The DOH Face Covering Order issued on August 31 relies on two state laws for its authority:
1) Disease Prevention and Control Law of 1955
a) This law is found at Chapter 3 (Prevention of Spread of Diseases) of Title 35 of Pennsylvania Statutes. It took effect on April 23, 1956. The law has not been changed since 1956.
b) This law is followed by other laws dealing with topics such as: Hepatitis Prevention, Bloodborne Pathogens, Water and Sewage Standards, Infant Crib Safety, Cigarette Fire Safety, Sale of Live Turtles, Fireworks Law, Elevators, Prevention of Forest Fires, Air Pollution, Manholes, Amber Alert System, Carbon Monoxide Alarm Standards, Medical Marijuana, Treatment of Rape Victims, and many more.
c) The DOH Order primarily relies upon Section 5 of the Disease Prevention and Control Law:
“Upon the receipt by a local board or department of health or by the department, as the case may be, of a report of a disease which is subject to isolation, quarantine, or any other control measure, the local board or department of health or the department shall carry out the appropriate control measures in such manner and in such place as is provided by rule or regulation.”
d) The Law does include a provision (Section 20) dealing with “penalties, prosecutions and disposition of fines:”
“Any person who violates any of the provisions of this act or any regulation shall, for each offense, upon conviction thereof in a summary proceeding before any magistrate, alderman or justice of the peace in the county wherein the offense was committed, be sentenced to pay a fine of not less than twenty-five dollars ($ 25) and not more than three hundred dollars ($ 300), together with costs, and in default of payment of the fine and costs, to be imprisoned in the county jail for a period not to exceed thirty (30) days.”
e) The Law also states “Prosecutions may be instituted by the department, by a local board or department of health or by any person having knowledge of a violation of any provisions of this act or any regulation.”
f) Since the beginning of the COVID-19 pandemic, there have been a handful of legal challenges related to DOH’s authority to Order “control measures;” however, to our knowledge, there has not yet been any appellate court decision on the merits of a universal masking mandate.

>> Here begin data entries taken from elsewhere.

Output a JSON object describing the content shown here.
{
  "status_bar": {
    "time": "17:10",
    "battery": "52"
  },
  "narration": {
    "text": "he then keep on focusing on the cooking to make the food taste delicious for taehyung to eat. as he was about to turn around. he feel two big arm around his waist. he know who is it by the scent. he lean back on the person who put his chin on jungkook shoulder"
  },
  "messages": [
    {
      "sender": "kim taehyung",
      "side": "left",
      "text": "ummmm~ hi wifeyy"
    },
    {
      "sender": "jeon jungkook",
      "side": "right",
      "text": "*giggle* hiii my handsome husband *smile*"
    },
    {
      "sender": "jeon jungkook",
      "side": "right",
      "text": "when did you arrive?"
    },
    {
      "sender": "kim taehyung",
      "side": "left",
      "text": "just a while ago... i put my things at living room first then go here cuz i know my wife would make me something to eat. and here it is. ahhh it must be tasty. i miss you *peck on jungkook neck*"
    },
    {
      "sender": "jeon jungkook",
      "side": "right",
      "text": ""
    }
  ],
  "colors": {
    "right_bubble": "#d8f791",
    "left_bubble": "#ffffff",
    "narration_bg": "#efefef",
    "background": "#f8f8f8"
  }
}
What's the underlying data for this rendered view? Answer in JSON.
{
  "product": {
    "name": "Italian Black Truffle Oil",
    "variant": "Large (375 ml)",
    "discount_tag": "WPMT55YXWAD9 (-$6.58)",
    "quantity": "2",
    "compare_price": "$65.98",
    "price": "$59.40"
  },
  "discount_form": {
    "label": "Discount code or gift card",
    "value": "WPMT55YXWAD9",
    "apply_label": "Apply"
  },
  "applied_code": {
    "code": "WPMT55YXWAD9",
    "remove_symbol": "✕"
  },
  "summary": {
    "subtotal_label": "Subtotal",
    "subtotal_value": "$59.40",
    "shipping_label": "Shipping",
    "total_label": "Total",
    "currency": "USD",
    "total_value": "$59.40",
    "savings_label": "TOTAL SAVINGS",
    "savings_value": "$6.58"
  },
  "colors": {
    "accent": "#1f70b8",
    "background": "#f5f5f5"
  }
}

2) Administrative Code of 1929
a) This law is found in Chapter 2 of Title 71 of Pennsylvania Statutes. Article XXI deals with “Powers and Duties of the Department of Health.” This law was originally enacted in 1929 and has been amended several times through the 1940s, 1950s and 1990s.
b) The DOH Order primarily relies upon Section 2102 of the Administrative Code of 1929:
“The Department of Health shall have the power, and its duty shall be:
(a) To protect the health of the people of this Commonwealth, and to determine and employ the most efficient and practical means for the prevention and suppression of disease.”
c) Unlike the Disease Prevention and Control Law, the Administrative Code does not appear to contain any penalty provisions for non-compliance.